(In response to Julian Dibbell’s Chapter One of My Tiny Life, “A Rape in Cyberspace” and to Laurel Rosenhall’s article “Schools substitute field trips with video links“)
Educational Information itself via teacher does not affect all our senses. Yes, we might have had a teacher or classmate who smelled funny. And the too cold or too hot classroom is all too familiar. But this sensory information is separate from what I’m calling Educational Information (E.I.). E.I. is all the facts and whatnot that teachers spew out of their mouths. We hear it, but can’t touch it, nor taste it (we can see it if it’s in the form of charts, texts, and online information). Strangely enough, E.I. seems to have a very vivid emotional effect on students K-12 (maybe in most cases, not all). That is BOREDOM. (Of course, a student’s emotional reaction to lecture depends on the teacher’s delivery, somewhat … kinda.) Although, some people are interested. (I’m just going by my own experience in K-12.)

This is much like a virtual experience. There is no direct stimulation of several senses. But we can hear and see the virtual field trip…indirectly, that is. It’s an interactive environment. Students can ask questions and have them answered in real time. It’s like a classroom and TV rolled into one. No, it’s not the “real thing,” but at least students can receive the same kind of visual and aural information as if they actually went there.

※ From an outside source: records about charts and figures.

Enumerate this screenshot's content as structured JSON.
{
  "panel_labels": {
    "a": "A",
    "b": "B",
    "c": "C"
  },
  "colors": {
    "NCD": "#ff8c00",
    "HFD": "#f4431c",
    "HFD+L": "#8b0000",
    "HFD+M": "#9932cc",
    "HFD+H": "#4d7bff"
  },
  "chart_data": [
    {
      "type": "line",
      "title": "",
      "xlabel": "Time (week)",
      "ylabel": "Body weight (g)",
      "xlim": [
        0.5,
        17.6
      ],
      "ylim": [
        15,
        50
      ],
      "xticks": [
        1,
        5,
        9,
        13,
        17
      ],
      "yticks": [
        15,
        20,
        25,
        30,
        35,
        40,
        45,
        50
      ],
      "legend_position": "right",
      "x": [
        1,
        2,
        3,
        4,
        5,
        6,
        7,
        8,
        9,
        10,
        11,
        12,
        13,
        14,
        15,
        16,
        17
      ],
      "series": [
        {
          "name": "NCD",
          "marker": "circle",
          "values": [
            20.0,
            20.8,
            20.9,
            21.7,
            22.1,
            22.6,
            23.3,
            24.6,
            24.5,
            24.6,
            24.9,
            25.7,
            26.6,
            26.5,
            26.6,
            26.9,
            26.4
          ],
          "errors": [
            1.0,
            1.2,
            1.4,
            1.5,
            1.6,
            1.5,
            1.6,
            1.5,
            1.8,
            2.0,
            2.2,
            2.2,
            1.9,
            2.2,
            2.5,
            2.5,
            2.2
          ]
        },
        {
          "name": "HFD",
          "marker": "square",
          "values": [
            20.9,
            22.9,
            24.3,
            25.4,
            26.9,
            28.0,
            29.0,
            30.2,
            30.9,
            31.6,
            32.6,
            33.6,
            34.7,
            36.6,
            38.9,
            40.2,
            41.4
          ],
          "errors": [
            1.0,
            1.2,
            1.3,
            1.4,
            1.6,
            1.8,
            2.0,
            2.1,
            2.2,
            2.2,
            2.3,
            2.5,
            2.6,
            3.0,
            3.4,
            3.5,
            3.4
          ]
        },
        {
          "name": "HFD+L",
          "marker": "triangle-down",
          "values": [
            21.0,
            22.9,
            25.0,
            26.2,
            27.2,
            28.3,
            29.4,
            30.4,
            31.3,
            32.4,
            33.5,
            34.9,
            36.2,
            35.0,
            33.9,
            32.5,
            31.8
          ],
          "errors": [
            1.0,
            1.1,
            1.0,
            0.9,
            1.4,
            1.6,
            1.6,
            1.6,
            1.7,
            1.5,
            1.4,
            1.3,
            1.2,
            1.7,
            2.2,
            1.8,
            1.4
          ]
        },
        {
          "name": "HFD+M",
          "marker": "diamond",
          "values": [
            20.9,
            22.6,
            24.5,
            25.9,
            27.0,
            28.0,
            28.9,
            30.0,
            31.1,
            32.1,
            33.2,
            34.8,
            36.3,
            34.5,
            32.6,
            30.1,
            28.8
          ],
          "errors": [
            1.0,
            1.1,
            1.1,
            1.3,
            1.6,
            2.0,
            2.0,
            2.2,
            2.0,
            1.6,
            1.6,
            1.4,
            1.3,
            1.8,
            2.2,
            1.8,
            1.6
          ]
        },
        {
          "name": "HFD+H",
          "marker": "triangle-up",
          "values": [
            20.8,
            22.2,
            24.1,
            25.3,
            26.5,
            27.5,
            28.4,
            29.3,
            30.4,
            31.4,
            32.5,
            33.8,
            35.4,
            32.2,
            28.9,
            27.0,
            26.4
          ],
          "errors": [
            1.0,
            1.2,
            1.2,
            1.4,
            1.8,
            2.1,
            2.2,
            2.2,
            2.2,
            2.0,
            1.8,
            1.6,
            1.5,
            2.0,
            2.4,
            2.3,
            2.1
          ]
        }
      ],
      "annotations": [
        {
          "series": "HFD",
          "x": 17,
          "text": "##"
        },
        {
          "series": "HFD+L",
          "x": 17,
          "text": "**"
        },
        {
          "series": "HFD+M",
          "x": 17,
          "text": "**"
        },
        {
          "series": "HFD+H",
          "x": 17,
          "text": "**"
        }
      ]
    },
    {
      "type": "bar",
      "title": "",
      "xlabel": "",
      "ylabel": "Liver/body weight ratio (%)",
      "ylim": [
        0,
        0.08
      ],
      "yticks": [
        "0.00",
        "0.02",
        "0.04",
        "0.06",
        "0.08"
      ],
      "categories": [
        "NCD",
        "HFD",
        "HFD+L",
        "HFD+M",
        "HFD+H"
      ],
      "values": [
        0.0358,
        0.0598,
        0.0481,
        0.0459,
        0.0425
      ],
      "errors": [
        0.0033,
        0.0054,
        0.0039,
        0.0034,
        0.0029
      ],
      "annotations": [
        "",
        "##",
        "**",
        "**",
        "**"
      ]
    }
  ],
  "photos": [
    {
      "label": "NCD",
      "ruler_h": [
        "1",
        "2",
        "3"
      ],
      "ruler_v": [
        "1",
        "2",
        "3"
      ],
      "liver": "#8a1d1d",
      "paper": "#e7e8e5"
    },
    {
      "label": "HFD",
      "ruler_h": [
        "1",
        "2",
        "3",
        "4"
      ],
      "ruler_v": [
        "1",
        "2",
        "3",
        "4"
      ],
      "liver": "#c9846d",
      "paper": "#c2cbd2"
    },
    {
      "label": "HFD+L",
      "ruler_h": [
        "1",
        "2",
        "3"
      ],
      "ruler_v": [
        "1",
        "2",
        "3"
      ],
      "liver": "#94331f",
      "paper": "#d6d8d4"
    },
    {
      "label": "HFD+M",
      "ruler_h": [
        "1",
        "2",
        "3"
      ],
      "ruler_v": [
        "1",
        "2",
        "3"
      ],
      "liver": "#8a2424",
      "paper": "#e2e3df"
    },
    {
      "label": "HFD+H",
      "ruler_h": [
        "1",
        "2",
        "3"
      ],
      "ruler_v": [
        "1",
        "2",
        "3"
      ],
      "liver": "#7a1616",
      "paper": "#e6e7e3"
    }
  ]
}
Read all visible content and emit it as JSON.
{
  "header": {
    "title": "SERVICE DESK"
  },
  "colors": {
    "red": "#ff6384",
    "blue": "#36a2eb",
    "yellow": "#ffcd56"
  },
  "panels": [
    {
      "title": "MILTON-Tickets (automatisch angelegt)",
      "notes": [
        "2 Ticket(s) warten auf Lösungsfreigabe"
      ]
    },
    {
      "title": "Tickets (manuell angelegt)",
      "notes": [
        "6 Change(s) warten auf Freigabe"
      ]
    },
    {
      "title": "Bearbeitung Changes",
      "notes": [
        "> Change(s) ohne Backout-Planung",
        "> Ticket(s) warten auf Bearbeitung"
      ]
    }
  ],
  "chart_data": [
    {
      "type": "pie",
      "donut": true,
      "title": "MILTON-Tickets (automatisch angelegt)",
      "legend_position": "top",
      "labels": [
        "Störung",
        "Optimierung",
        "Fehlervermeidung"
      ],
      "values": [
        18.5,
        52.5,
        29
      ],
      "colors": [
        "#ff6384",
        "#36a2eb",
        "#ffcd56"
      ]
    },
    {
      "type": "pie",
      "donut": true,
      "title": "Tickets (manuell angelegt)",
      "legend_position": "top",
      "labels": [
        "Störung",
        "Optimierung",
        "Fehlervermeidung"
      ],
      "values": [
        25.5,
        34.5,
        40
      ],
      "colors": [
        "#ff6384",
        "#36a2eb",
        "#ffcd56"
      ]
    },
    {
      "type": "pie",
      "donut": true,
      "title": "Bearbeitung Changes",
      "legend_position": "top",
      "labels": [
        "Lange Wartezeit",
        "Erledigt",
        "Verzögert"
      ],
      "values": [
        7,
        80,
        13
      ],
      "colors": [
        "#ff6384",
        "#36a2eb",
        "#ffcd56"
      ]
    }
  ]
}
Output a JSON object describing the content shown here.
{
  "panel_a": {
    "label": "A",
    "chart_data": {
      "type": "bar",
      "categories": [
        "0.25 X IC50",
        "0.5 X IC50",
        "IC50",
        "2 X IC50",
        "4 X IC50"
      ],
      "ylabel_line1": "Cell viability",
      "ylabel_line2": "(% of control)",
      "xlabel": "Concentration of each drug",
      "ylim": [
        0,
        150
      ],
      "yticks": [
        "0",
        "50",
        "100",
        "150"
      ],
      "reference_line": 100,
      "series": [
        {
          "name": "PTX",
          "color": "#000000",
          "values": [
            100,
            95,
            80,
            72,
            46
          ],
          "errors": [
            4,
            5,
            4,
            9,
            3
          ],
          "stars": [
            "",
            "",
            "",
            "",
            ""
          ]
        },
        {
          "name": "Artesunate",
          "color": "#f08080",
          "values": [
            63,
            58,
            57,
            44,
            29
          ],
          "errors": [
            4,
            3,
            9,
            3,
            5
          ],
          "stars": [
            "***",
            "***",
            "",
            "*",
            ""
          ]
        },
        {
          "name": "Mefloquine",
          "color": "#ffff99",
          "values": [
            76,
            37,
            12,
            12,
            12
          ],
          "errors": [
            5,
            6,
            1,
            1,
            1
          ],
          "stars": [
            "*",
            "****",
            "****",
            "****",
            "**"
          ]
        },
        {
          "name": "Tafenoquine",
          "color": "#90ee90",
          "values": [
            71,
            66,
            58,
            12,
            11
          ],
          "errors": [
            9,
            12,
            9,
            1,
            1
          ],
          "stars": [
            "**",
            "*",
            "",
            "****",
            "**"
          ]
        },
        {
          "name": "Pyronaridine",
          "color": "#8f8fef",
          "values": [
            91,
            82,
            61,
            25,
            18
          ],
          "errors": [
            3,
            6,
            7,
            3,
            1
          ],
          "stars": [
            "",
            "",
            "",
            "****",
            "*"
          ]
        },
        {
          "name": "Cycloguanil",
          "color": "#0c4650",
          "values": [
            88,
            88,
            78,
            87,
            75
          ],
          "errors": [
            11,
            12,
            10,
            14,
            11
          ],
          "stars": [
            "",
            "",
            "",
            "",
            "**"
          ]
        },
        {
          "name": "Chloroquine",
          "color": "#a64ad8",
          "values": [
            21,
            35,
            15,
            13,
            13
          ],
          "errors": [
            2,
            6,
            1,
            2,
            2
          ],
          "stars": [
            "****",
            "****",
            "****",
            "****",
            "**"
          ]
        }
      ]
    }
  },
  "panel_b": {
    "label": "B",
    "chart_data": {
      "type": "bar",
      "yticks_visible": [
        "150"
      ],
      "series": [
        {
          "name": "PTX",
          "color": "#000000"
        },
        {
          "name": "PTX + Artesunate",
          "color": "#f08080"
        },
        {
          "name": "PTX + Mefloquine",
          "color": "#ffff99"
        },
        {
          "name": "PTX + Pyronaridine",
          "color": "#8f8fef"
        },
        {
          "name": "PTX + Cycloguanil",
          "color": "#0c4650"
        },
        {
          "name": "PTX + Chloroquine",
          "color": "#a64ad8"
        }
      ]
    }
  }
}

Looking at a student’s reaction, there was still an emotional reaction to the videoconference. The student enjoyed it. Emotional
reaction is what happens when any of our senses are stimulated. I believe this is what they call “experience.” It is what some of the unfortunate MOOer went through when Mr. Bungle virtually raped them. Even though they never physically touched, they remained traumatized. The lasting emotional reaction to trauma is what affects the lives of rape victims the most. While the body heals, the psyche never really does. The psyche is what experiences much of the damage.
Virtual Reality can stimulate two of our physical senses and can affect our emotions on a very real life level. It’s like Julian Dibbell wrote, “what happens inside a MUD-made [virtual] world is neither exactly real nor exactly makebelieve, but nonetheless profoundly, compellingly, and emotionally true.”